At the risk of sounding like a nudist

"Evolution may explain how we came from apes, but it does nothing to explain why we wear clothes." - Donald Miller, Searching for God Knows What

Why do we wear clothes? To stay warm? Yes. But what about people who don't need clothes to stay warm?

"I heard you in the garden, and I was afraid because I was naked; so I hid." - Adam, Genesis 3:10

In ten verses, Adam and his wife go from being naked and unashamed to afraid of God.

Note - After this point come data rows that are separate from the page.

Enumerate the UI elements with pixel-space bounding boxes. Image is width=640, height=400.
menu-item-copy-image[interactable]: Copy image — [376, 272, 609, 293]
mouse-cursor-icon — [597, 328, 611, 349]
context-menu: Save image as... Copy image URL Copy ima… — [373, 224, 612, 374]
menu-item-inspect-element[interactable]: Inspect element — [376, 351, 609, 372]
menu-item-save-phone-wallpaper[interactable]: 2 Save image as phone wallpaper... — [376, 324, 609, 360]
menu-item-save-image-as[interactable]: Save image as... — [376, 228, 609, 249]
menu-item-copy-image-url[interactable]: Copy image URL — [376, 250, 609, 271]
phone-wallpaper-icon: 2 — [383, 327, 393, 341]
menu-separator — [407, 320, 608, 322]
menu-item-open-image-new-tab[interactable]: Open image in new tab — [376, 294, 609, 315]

Why? Because the glory of God is no longer shared with them. Now, they look at themselves, taking their eyes off their Creator, who made them in His image, and they see that the image is no longer Pure, no longer Holy.

And they are afraid.

So from this point on, we cover ourselves, trying to look better in the eyes of men. For God doesn't care what clothes we wear. "The Lord does not look at the things man looks at. Man looks at the outward appearance, but the Lord looks at the heart." - 1 Samuel 16:7

So, as I sit washing my clothes in the laundromat, I read this and think about it. Why does our society require that we wear clothes? Why do we care that society requires it?